Il est 18h pile, le 31e Festival international de jazz s'ouvre. C'est au Gesù que s'amorce ce marathon de sueur, de concentration et plaisir qui durera jusqu'au 6 juillet.

Alain Brunet LA PRESSE

Devant une salle archipleine, Paolo est fringué sport, sans ostentation. Omar Sosa, fidèle à lui-même, est recouvert d'un costume rouge vif avec écharpe et bonnet blancs. Les papillons pourraient s'y poser, les colibris songeraient à s'y nourrir!

 

D'abord le rythme d'un battement cardiaque, extirpé de l'ordinateur portable. Le bugle filtré de Paolo Fresu rappelle d'abord les sonorités typiques de Jon Hassell, qui les a mises au point dans les années 70 et 80. Le thème est tout simple, fait office d'une rampe de lancement. Comme l'avait prédit le titulaire de la série Invitation, ce thème est effectivement le prétexte à un duo intense. Qui nous change de ce qu'on connaît de ces deux musiciens.

 

Bien sûr, leur nature n'a pas changé en ce début de festival, mais l'usage de filtres électroniques et d'échantillons numérisés nous offrent une autre dimension de Fresu et Sosa. Fresu fait face à son interlocuteur plutôt qu'à l'auditoire, la conversation sera serrée, dense, pleine de relief.
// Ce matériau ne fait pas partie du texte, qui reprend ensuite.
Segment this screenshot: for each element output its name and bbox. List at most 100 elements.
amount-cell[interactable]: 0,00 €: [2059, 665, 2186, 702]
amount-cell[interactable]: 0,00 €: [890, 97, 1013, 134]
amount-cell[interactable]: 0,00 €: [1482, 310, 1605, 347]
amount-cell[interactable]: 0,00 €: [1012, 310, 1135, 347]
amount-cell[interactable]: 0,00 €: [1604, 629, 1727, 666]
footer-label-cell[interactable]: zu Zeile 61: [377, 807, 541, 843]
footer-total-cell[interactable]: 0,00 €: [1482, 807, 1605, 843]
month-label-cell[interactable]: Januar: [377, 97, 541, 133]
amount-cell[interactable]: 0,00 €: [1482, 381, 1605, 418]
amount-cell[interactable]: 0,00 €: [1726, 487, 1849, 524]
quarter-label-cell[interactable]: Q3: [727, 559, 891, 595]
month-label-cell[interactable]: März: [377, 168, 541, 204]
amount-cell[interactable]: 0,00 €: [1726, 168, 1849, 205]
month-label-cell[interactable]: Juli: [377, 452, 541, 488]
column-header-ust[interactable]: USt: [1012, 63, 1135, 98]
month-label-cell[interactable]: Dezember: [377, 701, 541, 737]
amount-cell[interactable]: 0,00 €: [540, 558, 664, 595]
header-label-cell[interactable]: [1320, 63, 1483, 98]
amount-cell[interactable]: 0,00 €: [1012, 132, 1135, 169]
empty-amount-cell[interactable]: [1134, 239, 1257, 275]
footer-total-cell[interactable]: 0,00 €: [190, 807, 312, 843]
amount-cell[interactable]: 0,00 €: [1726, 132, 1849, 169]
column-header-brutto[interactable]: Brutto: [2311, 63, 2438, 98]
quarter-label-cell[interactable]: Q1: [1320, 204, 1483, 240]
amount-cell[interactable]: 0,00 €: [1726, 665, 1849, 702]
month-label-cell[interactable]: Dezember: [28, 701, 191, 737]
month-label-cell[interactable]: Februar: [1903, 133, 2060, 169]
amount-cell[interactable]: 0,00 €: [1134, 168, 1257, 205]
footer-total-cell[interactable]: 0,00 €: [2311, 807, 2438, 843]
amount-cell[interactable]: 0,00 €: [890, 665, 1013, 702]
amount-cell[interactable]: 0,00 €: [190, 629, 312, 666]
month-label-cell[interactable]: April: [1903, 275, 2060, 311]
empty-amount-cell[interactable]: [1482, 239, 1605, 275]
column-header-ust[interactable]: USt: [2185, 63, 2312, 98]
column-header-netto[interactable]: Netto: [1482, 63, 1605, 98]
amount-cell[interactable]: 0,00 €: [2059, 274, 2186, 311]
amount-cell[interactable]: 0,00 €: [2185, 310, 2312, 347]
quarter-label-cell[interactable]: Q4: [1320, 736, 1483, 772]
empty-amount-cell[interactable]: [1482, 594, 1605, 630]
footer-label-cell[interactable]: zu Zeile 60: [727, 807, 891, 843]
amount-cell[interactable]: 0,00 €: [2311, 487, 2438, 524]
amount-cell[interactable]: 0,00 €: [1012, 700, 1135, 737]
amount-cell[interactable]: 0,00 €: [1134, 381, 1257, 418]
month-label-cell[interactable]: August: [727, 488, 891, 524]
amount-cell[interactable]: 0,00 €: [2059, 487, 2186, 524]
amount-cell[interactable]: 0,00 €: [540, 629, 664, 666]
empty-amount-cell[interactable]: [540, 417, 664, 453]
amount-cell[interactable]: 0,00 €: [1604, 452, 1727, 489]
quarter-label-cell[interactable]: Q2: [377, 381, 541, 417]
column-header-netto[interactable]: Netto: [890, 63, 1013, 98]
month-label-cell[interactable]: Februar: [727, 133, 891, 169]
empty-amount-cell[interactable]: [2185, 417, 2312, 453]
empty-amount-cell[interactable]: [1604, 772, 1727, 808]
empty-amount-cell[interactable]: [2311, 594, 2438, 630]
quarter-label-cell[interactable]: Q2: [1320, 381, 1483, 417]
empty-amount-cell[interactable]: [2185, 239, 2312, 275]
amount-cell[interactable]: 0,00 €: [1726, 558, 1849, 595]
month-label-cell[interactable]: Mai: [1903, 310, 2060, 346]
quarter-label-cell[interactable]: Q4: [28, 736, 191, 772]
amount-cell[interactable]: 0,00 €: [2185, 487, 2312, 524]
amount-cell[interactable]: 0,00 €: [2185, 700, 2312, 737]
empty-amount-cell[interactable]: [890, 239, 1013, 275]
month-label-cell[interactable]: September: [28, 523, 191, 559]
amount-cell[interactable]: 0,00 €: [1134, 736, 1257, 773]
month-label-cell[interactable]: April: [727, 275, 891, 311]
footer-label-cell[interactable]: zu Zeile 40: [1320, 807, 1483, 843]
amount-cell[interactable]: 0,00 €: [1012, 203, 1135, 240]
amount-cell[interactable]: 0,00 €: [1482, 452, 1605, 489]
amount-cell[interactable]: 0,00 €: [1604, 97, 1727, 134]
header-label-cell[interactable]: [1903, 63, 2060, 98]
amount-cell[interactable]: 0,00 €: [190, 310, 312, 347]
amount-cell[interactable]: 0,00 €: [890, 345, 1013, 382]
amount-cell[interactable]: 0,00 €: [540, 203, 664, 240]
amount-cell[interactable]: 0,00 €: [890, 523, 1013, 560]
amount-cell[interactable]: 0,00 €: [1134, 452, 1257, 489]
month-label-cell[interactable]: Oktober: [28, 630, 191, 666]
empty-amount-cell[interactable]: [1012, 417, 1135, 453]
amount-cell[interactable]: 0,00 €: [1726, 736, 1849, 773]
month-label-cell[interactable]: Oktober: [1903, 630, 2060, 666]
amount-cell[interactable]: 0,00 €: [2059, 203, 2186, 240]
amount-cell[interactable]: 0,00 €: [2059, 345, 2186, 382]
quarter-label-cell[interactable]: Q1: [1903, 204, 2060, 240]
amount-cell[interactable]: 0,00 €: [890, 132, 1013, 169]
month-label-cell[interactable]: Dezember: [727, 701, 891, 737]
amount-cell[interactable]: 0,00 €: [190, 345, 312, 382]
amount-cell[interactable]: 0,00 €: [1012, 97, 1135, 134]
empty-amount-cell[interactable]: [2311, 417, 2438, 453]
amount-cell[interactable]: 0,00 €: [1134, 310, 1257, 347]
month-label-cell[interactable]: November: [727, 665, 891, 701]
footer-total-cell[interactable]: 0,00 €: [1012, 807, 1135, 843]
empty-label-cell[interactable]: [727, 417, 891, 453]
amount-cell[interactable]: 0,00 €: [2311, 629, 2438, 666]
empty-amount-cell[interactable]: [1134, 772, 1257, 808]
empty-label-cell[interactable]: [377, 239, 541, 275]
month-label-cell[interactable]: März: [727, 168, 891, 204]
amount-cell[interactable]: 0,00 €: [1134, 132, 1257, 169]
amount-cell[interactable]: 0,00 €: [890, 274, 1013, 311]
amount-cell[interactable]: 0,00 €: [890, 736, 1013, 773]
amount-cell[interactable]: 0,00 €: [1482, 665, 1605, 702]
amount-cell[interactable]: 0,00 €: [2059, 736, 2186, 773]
Nous voilà dans un territoire accidenté! Escarpements des côtes italiennes, sierras cubaines, jungle équatoriale, plaines et vallées, voilà qui précède la mer des Caraïbes qui débouche étrangement sur la Méditerranée. Les rythmes varient, les références de chacun pullulent, des valises se défont.

 

Lorsque le pianiste déclenche une averse de tumbaos (motifs pianistiques typiquement latins) et autres figures rythmiques dont il a le secret, le trompettiste complète le discours avec l'élégance et la suavité qu'on lui connaît.  La deuxième tranche de cette soirée d'improvisations se déploie d'abord sur un velours de fréquences astrales que fleurissent de discrètes interventions au clavier et des notes allongées au bugle.

 

Cette approche hybride comporte bien assez de repères mélodiques, rythmiques et harmoniques pour que personne ne s'y perde. Assez de risques pour que plusieurs aient le sentiment d'avoir vécu une expérience unique? Pour la majorité absolue des mélomanes dans la salle, assurément.  D'autres qui, comme moi, ont la chance d'être exposés à une quantité «anormale» de musique, y verront peut-être quelque redondance, quelques excroissances nouvel-âgeuses, quelques clichés reconvertis.  Mais bon, je ne peux parler que d'irritants mineurs.

 

À n'en point douter, il y avait à boire et à manger.